With the American Israel Public Affairs Committee in a weakened state because of its huge defeat on Iran—where AIPAC tried and failed to undermine the US-Iran talks by demanding provocative new economic sanctions—it’s the perfect moment for President Obama and Secretary of State John Kerry to unveil their peace plan for Israel-Palestine. As Trita Parsi points out, AIPAC has suffered a series of important setbacks recently, and it’s in no strong position to fight Obama over Israel.
Given that the problem has festered unsolved since 1967—or, depending on your view, since 1948—it’s a good idea to be skeptical.

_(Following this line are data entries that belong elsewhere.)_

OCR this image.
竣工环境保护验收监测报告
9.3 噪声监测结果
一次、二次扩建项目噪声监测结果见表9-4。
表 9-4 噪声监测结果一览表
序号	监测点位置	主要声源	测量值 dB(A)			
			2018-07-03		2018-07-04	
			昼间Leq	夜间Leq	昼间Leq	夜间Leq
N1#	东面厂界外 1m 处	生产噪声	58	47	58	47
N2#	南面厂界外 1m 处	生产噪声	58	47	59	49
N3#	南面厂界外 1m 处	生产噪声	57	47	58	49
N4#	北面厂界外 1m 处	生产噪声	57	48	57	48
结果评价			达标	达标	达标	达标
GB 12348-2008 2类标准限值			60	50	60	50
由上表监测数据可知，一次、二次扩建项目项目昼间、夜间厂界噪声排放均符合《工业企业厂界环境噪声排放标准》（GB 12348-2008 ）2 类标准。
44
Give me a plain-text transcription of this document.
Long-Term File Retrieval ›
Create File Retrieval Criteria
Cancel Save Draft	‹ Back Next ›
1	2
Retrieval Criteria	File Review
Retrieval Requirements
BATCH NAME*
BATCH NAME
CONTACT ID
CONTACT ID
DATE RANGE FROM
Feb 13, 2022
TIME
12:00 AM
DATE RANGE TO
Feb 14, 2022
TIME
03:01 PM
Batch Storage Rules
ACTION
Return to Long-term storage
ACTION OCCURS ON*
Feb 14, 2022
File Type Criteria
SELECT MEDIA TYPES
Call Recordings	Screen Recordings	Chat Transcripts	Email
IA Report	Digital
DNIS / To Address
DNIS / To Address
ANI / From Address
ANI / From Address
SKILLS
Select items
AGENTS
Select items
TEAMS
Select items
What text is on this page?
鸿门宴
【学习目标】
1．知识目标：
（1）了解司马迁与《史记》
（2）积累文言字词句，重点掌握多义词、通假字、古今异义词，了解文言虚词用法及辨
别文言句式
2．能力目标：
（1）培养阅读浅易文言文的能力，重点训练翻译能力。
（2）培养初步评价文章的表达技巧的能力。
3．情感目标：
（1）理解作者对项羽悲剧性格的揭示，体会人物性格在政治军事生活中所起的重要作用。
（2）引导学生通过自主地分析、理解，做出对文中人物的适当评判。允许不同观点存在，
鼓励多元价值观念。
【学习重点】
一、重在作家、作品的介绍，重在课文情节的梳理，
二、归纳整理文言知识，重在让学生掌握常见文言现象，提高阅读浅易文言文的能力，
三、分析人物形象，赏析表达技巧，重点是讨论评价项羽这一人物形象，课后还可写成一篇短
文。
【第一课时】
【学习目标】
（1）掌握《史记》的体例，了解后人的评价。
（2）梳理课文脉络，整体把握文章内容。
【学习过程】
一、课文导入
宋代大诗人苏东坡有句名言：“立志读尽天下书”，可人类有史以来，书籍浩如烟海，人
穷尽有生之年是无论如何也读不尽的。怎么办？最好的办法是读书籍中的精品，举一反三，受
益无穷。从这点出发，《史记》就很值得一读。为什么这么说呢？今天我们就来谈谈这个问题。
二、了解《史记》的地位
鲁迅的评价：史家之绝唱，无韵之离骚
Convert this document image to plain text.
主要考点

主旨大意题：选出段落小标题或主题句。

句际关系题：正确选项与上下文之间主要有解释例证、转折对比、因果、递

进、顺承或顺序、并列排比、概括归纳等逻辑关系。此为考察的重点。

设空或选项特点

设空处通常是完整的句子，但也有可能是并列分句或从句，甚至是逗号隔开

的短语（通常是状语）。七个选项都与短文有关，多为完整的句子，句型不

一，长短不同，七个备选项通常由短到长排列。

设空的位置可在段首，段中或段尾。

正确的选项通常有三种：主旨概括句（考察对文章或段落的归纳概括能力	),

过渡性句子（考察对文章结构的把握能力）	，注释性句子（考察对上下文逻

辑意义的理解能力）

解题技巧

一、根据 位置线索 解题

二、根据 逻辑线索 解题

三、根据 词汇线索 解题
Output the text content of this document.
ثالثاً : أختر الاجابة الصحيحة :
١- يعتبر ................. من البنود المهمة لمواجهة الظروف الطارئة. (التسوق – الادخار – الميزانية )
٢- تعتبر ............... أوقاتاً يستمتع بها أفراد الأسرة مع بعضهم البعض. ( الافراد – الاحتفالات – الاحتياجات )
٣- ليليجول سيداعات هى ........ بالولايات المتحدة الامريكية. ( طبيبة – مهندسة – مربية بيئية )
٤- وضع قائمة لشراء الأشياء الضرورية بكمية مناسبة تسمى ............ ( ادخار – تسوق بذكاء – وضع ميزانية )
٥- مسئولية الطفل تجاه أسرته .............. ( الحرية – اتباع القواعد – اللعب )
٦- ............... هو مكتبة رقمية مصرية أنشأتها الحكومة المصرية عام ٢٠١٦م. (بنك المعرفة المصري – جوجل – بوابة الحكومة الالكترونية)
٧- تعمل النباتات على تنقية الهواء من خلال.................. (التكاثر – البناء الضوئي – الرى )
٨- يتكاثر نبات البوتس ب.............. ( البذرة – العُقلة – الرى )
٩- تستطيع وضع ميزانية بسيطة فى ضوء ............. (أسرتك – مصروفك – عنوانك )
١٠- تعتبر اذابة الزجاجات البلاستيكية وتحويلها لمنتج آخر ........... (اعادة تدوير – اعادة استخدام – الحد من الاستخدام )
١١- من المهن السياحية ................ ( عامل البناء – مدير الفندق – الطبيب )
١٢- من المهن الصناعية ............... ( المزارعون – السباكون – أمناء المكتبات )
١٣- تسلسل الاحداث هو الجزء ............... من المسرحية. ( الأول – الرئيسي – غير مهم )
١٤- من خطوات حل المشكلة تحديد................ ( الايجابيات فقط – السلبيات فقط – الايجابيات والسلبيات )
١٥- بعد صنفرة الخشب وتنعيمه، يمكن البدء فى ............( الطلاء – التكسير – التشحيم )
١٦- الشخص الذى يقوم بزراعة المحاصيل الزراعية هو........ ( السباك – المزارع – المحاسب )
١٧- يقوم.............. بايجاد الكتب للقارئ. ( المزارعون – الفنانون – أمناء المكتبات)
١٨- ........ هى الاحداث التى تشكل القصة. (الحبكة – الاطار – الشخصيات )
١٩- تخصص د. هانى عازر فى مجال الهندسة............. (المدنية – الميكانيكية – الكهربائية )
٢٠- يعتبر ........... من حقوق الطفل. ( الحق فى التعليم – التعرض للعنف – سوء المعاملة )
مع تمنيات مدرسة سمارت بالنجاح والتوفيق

We don’t know yet the specifics of the plan that Obama and Kerry are considering, although it’s increasingly clear that it will require extraordinarily vast sums of cash to make it work: billions of dollars for economic development in the West Bank and Gaza, billions more to resettle Israeli settlers who are evacuated from West Bank settlements, more billions to compensate Palestinian refugees who demand their “right of return” but who certainly won’t be going back to Israel in more than token numbers, more billions for Israel to compensate Jews who’ve fled Arab countries over the past decades, and finally, yet more billions for Jordan, which is increasingly nervous about the idea of any settlement that endorses the ongoing presence of millions of Palestinians in Jordan, including those in refugee camps.
That, by any account, is a lot of money.
I don’t usually quote New York Times bloviator Tom Friedman, but he’s right:
If Secretary of State John Kerry brings his peace mission to a head and presents the parties with a clear framework for an agreement, Israel and the Jewish people will face one of the most critical choices in their history. And when they do, all hell could break loose in Israel.
And when all hell does break loose, it won’t be so easy for Prime Minister Benjamin Netanyahu to call the AIPAC hot line.
Palestinians, too, are suspicious and skeptical, of course.
By all indications, one of the core issues will be an American plan for transitional security for Israel as the West Bank turns into a state for Palestine. That means, it appears, a three-to-five-year Israeli military presence in the West Bank—which President Mahmoud Abbas has already said he’d accept—and some sort of long-term US and/or NATO role in the Jordan Valley, Palestine’s eastern border with Jordan, to ease Israeli fears of infiltration by radical Islamists and the illegal transfer of heavy weapons to what will be a mostly demilitarized Palestinian state. (Sweetening the deal for Israel, according to Defense News, is the fact that Israeli military contractors may reap huge deals over military systems to monitor the border.)